There are some people who say that standards which are too comprehensive can place too many restrictions upon the developer. It is my contention that, provided that the standards are based on sound principles, common sense and logic, and are flexible and open to improvement instead of being rigid and closed to new ideas, then they should provide a solid foundation on which the individual can build rather than a ceiling above which the individual cannot progress. Proper development standards should be an inspiration, not a limitation. They should promote quality, not mediocrity through conformity.
Standards are useful for pointing the novice programmer in the right direction, but what happens when the novice gains in experience and his knowledge begins to exceed that of the author of those standards? What happens when updates to the language make different approaches possible or more beneficial? What happens when new situations arise which are not covered in those standards? Does the programmer say "the standards are sacrosanct, therefore I must bend each situation to fit the standards regardless of the consequences"? Or does he say "this situation is not covered by the standards, therefore I must find the optimal solution and adjust the standards accordingly"? One requires an intelligent human being, the other requires a trained chimpanzee. Which are you?

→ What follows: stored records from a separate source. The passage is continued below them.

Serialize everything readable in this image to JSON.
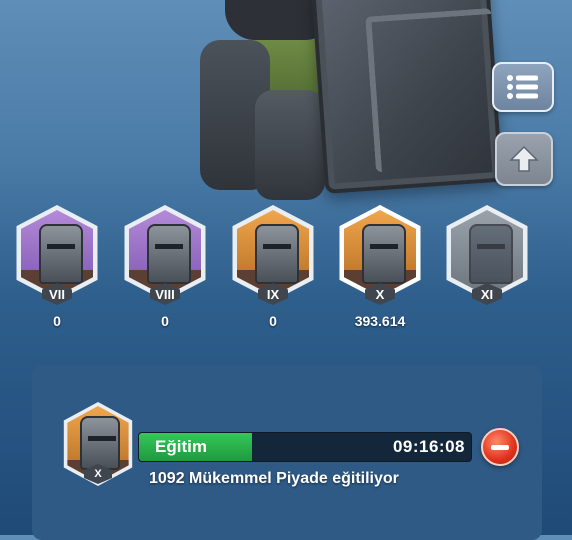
{
  "tiers": [
    {
      "roman": "VII",
      "count": "0",
      "bg": "purple"
    },
    {
      "roman": "VIII",
      "count": "0",
      "bg": "purple"
    },
    {
      "roman": "IX",
      "count": "0",
      "bg": "orange"
    },
    {
      "roman": "X",
      "count": "393.614",
      "bg": "orange",
      "selected": true
    },
    {
      "roman": "XI",
      "count": "",
      "bg": "gray",
      "locked": true
    }
  ],
  "training": {
    "unit_roman": "X",
    "label": "Eğitim",
    "time": "09:16:08",
    "progress_percent": 34,
    "description": "1092 Mükemmel Piyade eğitiliyor"
  },
  "icons": {
    "menu": "list-menu-icon",
    "up": "arrow-up-icon",
    "cancel": "minus-circle-icon"
  },
  "colors": {
    "progress": "#2dbb4f",
    "cancel": "#e0321c"
  }
}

I will finish with a quote from Steve McConnell in his article Keep It Simple - Coding Guidance:
Coding standards. The complexity lens also brings the purpose of coding standards into focus. From a complexity-reduction point of view, the details of your coding standard almost don’t matter. The primary benefit of a coding standard is that it reduces the complexity burden associated with revisiting formatting, documentation, and naming decisions with every line of code you write. When you standardize such decisions, you free up mental resources that can be focused on more challenging aspects of the programming problem.
One of the reasons that coding standards are often controversial is that the choice among many candidate standards is essentially arbitrary. Standards are most useful when they spare you the trouble of making and defending arbitrary decisions. They’re less valuable when they impose restrictions in more meaningful areas.